© Reuters. Canada's Prime Minister Justin Trudeau attends a press conference in Ottawa
By Rod Nickel
WINNIPEG, Manitoba (Reuters) – Plans to restart the Canadian provinces do not depend on the assumption that people infected with coronavirus will develop immunity to it, Canadian Prime Minister Justin Trudeau said on Saturday.
The World Health Organization previously said there is "no evidence" that people who have recovered from COVID-19 and have antibodies are protected from a second infection.
"I don't think there are plans that depend on certain people being immune to COVID-19," Trudeau said in his daily briefing in Ottawa, adding that the province's plans are focused on spreading through social Prevent distancing and protective equipment in the workplace.
"(Immunity) is something we need clearer answers to, and until we have these clear answers, we have to be more careful on the side."
In a scientific report, the United Nations agency warned governments not to issue "immunity passes" or "risk-free certificates" to infected people because their accuracy could not be guaranteed.
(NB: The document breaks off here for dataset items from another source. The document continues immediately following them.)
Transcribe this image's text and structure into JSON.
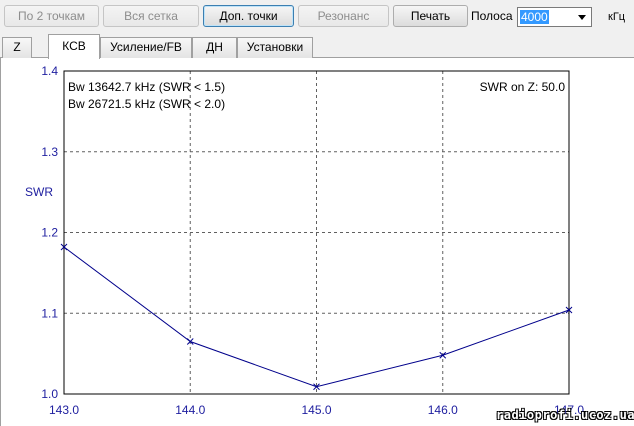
{
  "toolbar": {
    "btn_two_points": "По 2 точкам",
    "btn_all_grid": "Вся сетка",
    "btn_extra_points": "Доп. точки",
    "btn_resonance": "Резонанс",
    "btn_print": "Печать",
    "band_label": "Полоса",
    "band_value": "4000",
    "band_unit": "кГц"
  },
  "tabs": [
    {
      "label": "Z",
      "active": false
    },
    {
      "label": "КСВ",
      "active": true
    },
    {
      "label": "Усиление/FB",
      "active": false
    },
    {
      "label": "ДН",
      "active": false
    },
    {
      "label": "Установки",
      "active": false
    }
  ],
  "chart_data": {
    "type": "line",
    "ylabel": "SWR",
    "xlabel": "",
    "x": [
      143.0,
      144.0,
      145.0,
      146.0,
      147.0
    ],
    "y": [
      1.182,
      1.065,
      1.009,
      1.048,
      1.104
    ],
    "xlim": [
      143.0,
      147.0
    ],
    "ylim": [
      1.0,
      1.4
    ],
    "xticks": [
      "143.0",
      "144.0",
      "145.0",
      "146.0",
      "147.0"
    ],
    "yticks": [
      "1.0",
      "1.1",
      "1.2",
      "1.3",
      "1.4"
    ],
    "grid": true,
    "line_color": "#00008b",
    "annotations": {
      "bw1": "Bw 13642.7 kHz (SWR < 1.5)",
      "bw2": "Bw 26721.5 kHz (SWR < 2.0)",
      "z": "SWR on Z: 50.0"
    }
  },
  "watermark": "radioprofi.ucoz.ua"
}
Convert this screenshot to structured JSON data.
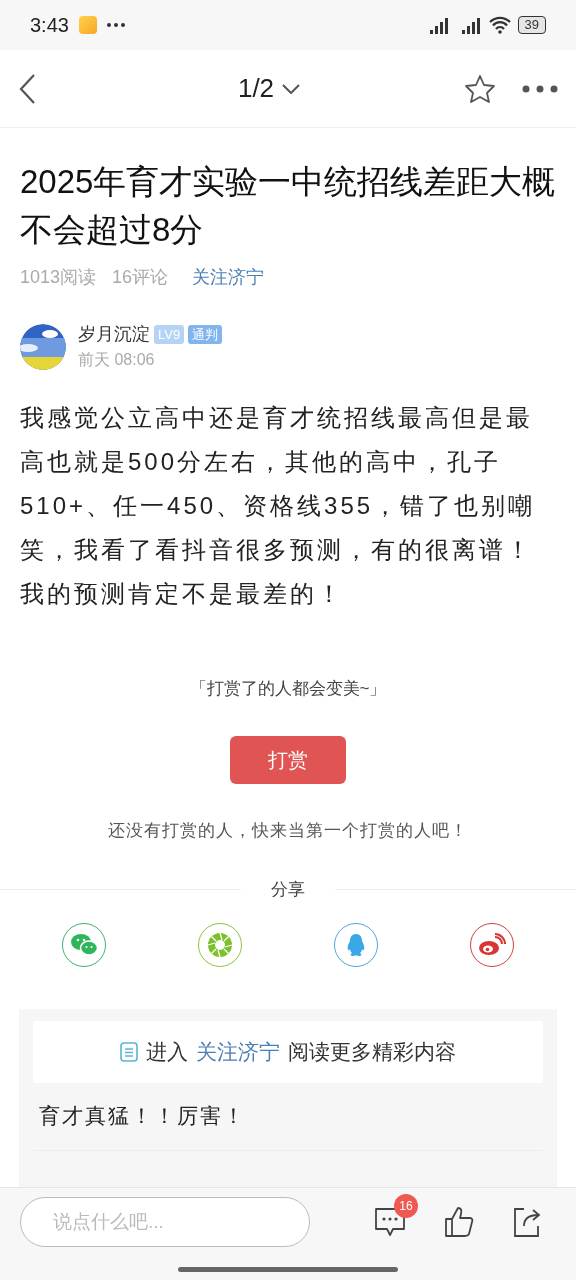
{
  "status_bar": {
    "time": "3:43",
    "battery": "39"
  },
  "nav": {
    "page_indicator": "1/2"
  },
  "article": {
    "title": "2025年育才实验一中统招线差距大概不会超过8分",
    "reads": "1013阅读",
    "comments": "16评论",
    "forum": "关注济宁"
  },
  "author": {
    "name": "岁月沉淀",
    "level": "LV9",
    "rank": "通判",
    "time": "前天 08:06"
  },
  "body": "我感觉公立高中还是育才统招线最高但是最高也就是500分左右，其他的高中，孔子510+、任一450、资格线355，错了也别嘲笑，我看了看抖音很多预测，有的很离谱！我的预测肯定不是最差的！",
  "reward": {
    "slogan": "「打赏了的人都会变美~」",
    "button": "打赏",
    "note": "还没有打赏的人，快来当第一个打赏的人吧！"
  },
  "share": {
    "label": "分享",
    "targets": [
      {
        "kind": "wechat"
      },
      {
        "kind": "moments"
      },
      {
        "kind": "qq"
      },
      {
        "kind": "weibo"
      }
    ]
  },
  "forum_link": {
    "prefix": "进入",
    "forum": "关注济宁",
    "suffix": "阅读更多精彩内容"
  },
  "comments": [
    {
      "text": "育才真猛！！厉害！"
    }
  ],
  "bottom_bar": {
    "placeholder": "说点什么吧...",
    "comment_count": "16"
  }
}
New Brunswick is the first Canadian province to reopen parts of its economy. Saskatchewan has presented a plan for reopening in May.
Trudeau met provincial premieres on Friday to discuss their restart plans. The measures will be different since infection rates vary between provinces, but require national coordination, he said.
Canada's COVID-19 deaths rose 7% from the previous day to 2,350. The cases reached more than 44,000.
About 80% of Canadian cases are in Quebec and Ontario, where there are numerous outbreaks in nursing homes.
Even so, a small protest in front of the Ontario legislature on Saturday called for easing public health measures.
"It is irresponsible, ruthless, and selfish," said Prime Minister Doug Ford at a briefing about the call to relax the restrictions. "It burns me."
Such protests were smaller in Canada than in the United States, where republican politicians and individuals associated with President Donald Trump's re-election campaign organize or promote protests against the ban.
Also on Saturday, Trudeau announced funding for the country's fish and seafood processors, whose businesses have been damaged by the coronavirus pandemic.
The government will provide $ 62.5 million ($ 44.32 million) to purchase worker protective equipment or storage space for products to sell later.